Food Stories

For Vegetables, Try Pickling

For about 4,000 years, humans have been pickling their food. Before refrigerators and freezers, we needed a means to preserve vegetables, fruits, meat, and fish, so we added a preservation medium to prevent bacteria and enzymes from spoiling them. Typically, brine or vinegar was used once humans learned that highly acidic or strong salt solutions prevented spoilage. The English word for pickle in fact derives from the Dutch word “pekel,” which refers to the brine used. Across the globe, humans also eventually learned that herbs such as mustard seed, garlic, cinnamon, and cloves had some antimicrobial properties.

Cauliflower and carrots

This is an ideal time of year to pickle some vegetables. They’re great for snacks, appetizers, sandwiches, and as a side dish, and can be used in any number of cuisines. Pickling adds an entirely different flavor dimension to vegetables than the usual streaming, braising, or boiling.

Making pickled vegetables is a relatively easy exercise. I decided to try a new recipe. First, I bought two new quart-size mason jars with sealable lids from the local aggie co-op, and picked up enough fresh, raw veggies to fill those two jars – about 5 or 6 cups. My choice was carrots, cauliflower, red and orange sweet peppers, asparagus, scallions, and a red onion.

To make sure the jars were clean and sterile, I washed and rinsed them with boiling water. Then I washed the vegetables and sliced them into bite-size spears and chunks, and packed them into the jars along with some whole spices, filling to about an inch from the top. This recipe called for coriander, fennel, and mustard seeds as well as a smashed garlic clove. I’m sure in the summer, I’d want to include some fresh herbs such as basil or dill.

For the pickling liquid, I combined 2 cups each of water and cider vinegar along with two tablespoons of kosher salt and four tablespoons of sugar, and brought it to a boil. (You can vary the sugar amount based on your desire for bitter or sweet.) Then I carefully poured the brine over the vegetables, making sure the liquid completely covered the veggies, leaving about half an inch between the liquid and the lid.

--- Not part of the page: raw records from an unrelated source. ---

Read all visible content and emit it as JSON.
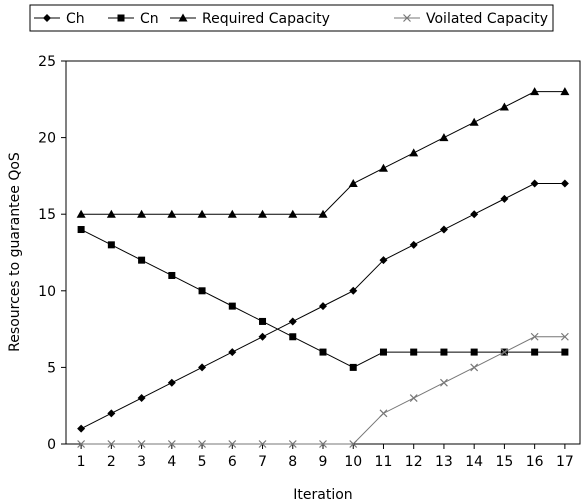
{
  "chart_data": {
    "type": "line",
    "title": "",
    "xlabel": "Iteration",
    "ylabel": "Resources to guarantee QoS",
    "x": [
      1,
      2,
      3,
      4,
      5,
      6,
      7,
      8,
      9,
      10,
      11,
      12,
      13,
      14,
      15,
      16,
      17
    ],
    "xlim": [
      0.5,
      17.5
    ],
    "ylim": [
      0,
      25
    ],
    "yticks": [
      0,
      5,
      10,
      15,
      20,
      25
    ],
    "grid": false,
    "legend_position": "top",
    "series": [
      {
        "name": "Ch",
        "marker": "diamond",
        "color": "#000000",
        "dashed": false,
        "values": [
          1,
          2,
          3,
          4,
          5,
          6,
          7,
          8,
          9,
          10,
          12,
          13,
          14,
          15,
          16,
          17,
          17
        ]
      },
      {
        "name": "Cn",
        "marker": "square",
        "color": "#000000",
        "dashed": false,
        "values": [
          14,
          13,
          12,
          11,
          10,
          9,
          8,
          7,
          6,
          5,
          6,
          6,
          6,
          6,
          6,
          6,
          6
        ]
      },
      {
        "name": "Required Capacity",
        "marker": "triangle",
        "color": "#000000",
        "dashed": false,
        "values": [
          15,
          15,
          15,
          15,
          15,
          15,
          15,
          15,
          15,
          17,
          18,
          19,
          20,
          21,
          22,
          23,
          23
        ]
      },
      {
        "name": "Voilated Capacity",
        "marker": "x",
        "color": "#777777",
        "dashed": false,
        "values": [
          0,
          0,
          0,
          0,
          0,
          0,
          0,
          0,
          0,
          0,
          2,
          3,
          4,
          5,
          6,
          7,
          7
        ]
      }
    ]
  }
}
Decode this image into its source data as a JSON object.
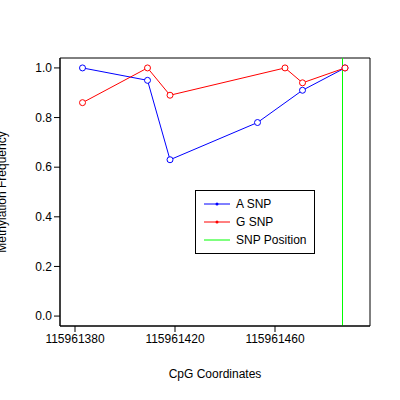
{
  "chart_data": {
    "type": "line",
    "x_label": "CpG Coordinates",
    "y_label": "Methylation Frequency",
    "xlim": [
      115961374,
      115961498
    ],
    "xticks": [
      115961380,
      115961420,
      115961460
    ],
    "ylim": [
      -0.04,
      1.04
    ],
    "yticks": [
      {
        "value": 0,
        "label": "0.0"
      },
      0.2,
      0.4,
      0.6,
      0.8,
      {
        "value": 1,
        "label": "1.0"
      }
    ],
    "legend": "right",
    "series": [
      {
        "name": "A SNP",
        "color": "#0000ff",
        "marker": "circle",
        "x": [
          115961383,
          115961409,
          115961418,
          115961453,
          115961471,
          115961488
        ],
        "values": [
          1.0,
          0.95,
          0.63,
          0.78,
          0.91,
          1.0
        ]
      },
      {
        "name": "G SNP",
        "color": "#ff0000",
        "marker": "circle",
        "x": [
          115961383,
          115961409,
          115961418,
          115961464,
          115961471,
          115961488
        ],
        "values": [
          0.86,
          1.0,
          0.89,
          1.0,
          0.94,
          1.0
        ]
      }
    ],
    "snp_position": {
      "name": "SNP Position",
      "color": "#00ff00",
      "x": 115961487
    }
  }
}
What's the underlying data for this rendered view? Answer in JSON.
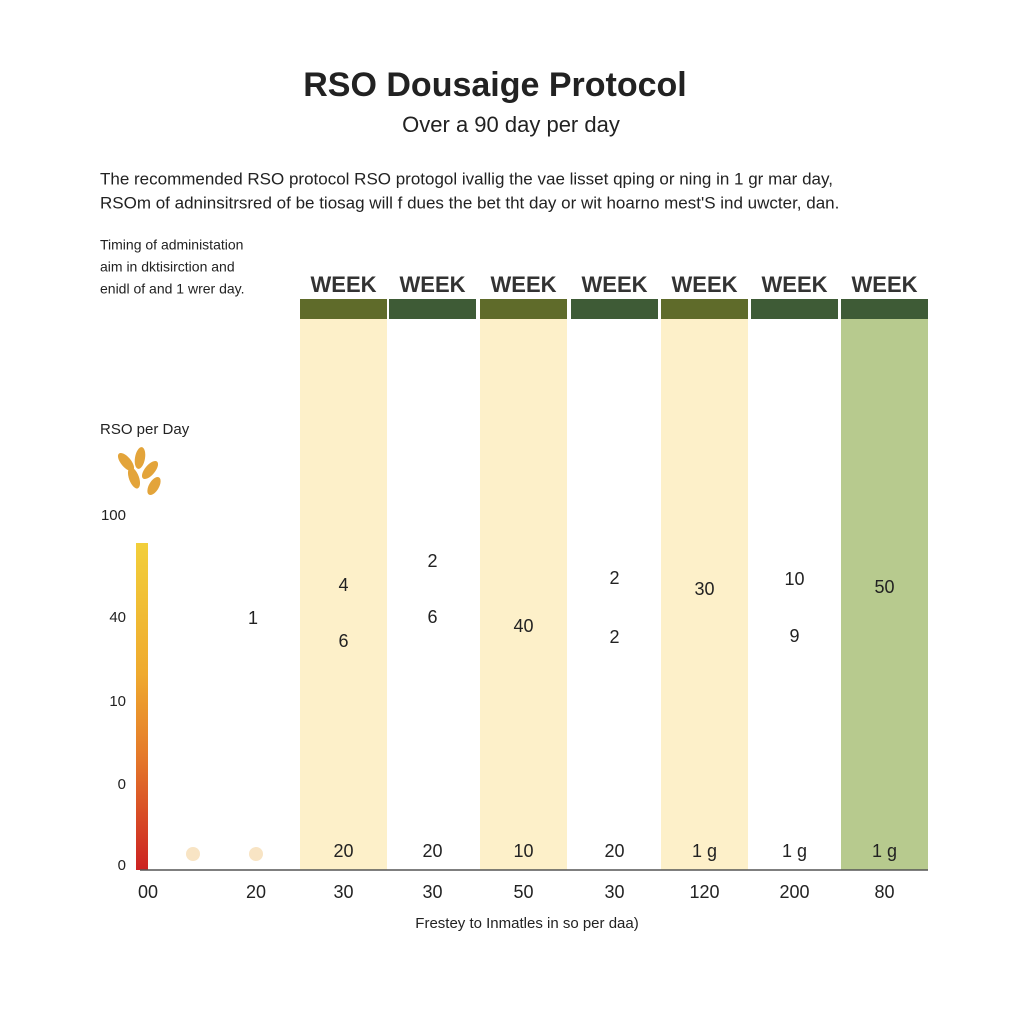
{
  "header": {
    "title": "RSO Dousaige Protocol",
    "subtitle": "Over a 90 day per day"
  },
  "intro": [
    "The recommended RSO protocol RSO protogol ivallig the vae lisset qping or ning in 1 gr mar day,",
    "RSOm of adninsitrsred of be tiosag will f dues the bet tht day or wit hoarno mest'S ind uwcter, dan."
  ],
  "side_note": [
    "Timing of administation",
    "aim in dktisirction and",
    "enidl of and 1 wrer day."
  ],
  "axis_label": "RSO per Day",
  "scale_labels": [
    "100",
    "40",
    "10",
    "0",
    "0"
  ],
  "lead": {
    "x_labels": [
      "00",
      "20"
    ],
    "value": "1"
  },
  "columns": [
    {
      "header": "WEEK",
      "values": [
        "4",
        "6"
      ],
      "bottom": "20",
      "x_label": "30"
    },
    {
      "header": "WEEK",
      "values": [
        "2",
        "6"
      ],
      "bottom": "20",
      "x_label": "30"
    },
    {
      "header": "WEEK",
      "values": [
        "40"
      ],
      "bottom": "10",
      "x_label": "50"
    },
    {
      "header": "WEEK",
      "values": [
        "2",
        "2"
      ],
      "bottom": "20",
      "x_label": "30"
    },
    {
      "header": "WEEK",
      "values": [
        "30"
      ],
      "bottom": "1 g",
      "x_label": "120"
    },
    {
      "header": "WEEK",
      "values": [
        "10",
        "9"
      ],
      "bottom": "1 g",
      "x_label": "200"
    },
    {
      "header": "WEEK",
      "values": [
        "50"
      ],
      "bottom": "1 g",
      "x_label": "80"
    }
  ],
  "footer": "Frestey to Inmatles in so per daa)"
}
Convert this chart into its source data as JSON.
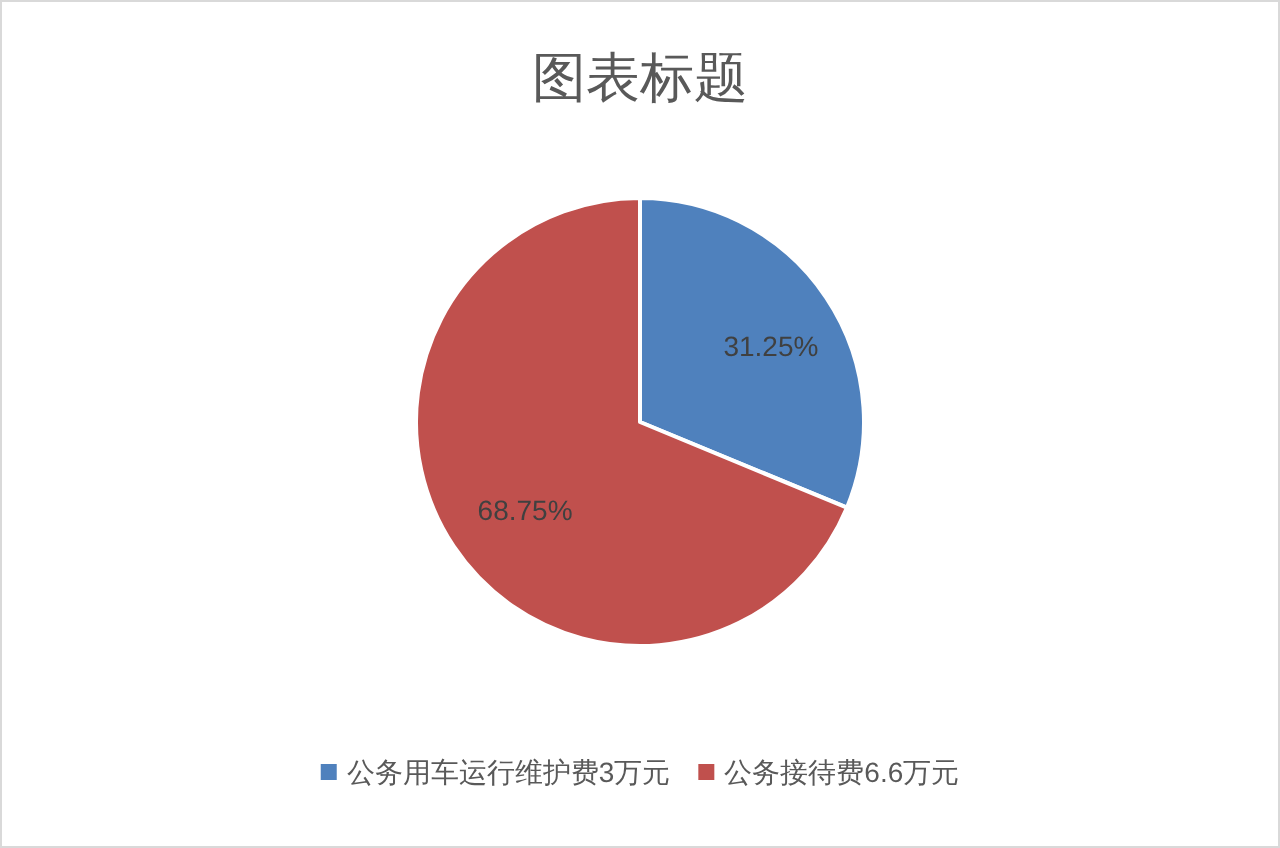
{
  "chart_data": {
    "type": "pie",
    "title": "图表标题",
    "categories": [
      "公务用车运行维护费3万元",
      "公务接待费6.6万元"
    ],
    "values": [
      31.25,
      68.75
    ],
    "colors": [
      "#4f81bd",
      "#c0504d"
    ],
    "value_labels": [
      "31.25%",
      "68.75%"
    ],
    "legend": "bottom"
  }
}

I snapped the covers on the jars and let them cool for an hour or two before placing them in the refrigerator. The recipe says that they will taste good after six to eight hours, but they’ll be even better in a few days. In fact, I’m planning to try them on a burger for dinner tonight while watching the football game.

Cabbage and radish

Next, I’m going to try torshi masalahdar, an Afghan spiced pickled vegetable recipe that’s described as being tangier, due to its inclusion of citrus and two parts vinegar to one part olive oil, as well as dried red chilies and chili powder. Or maybe I’ll make some kimchi, a classic Korean condiment, which uses large amounts of salt to brine the chopped cabbage and radish treat.

But I won’t be “in a pickle.” That old phrase has been used at least since the time of Samuel Pepys, who included it in his early 17th-century dictionary, to describe a difficult situation – to be mixed up or disoriented as the cucumbers might be in a jar of brine.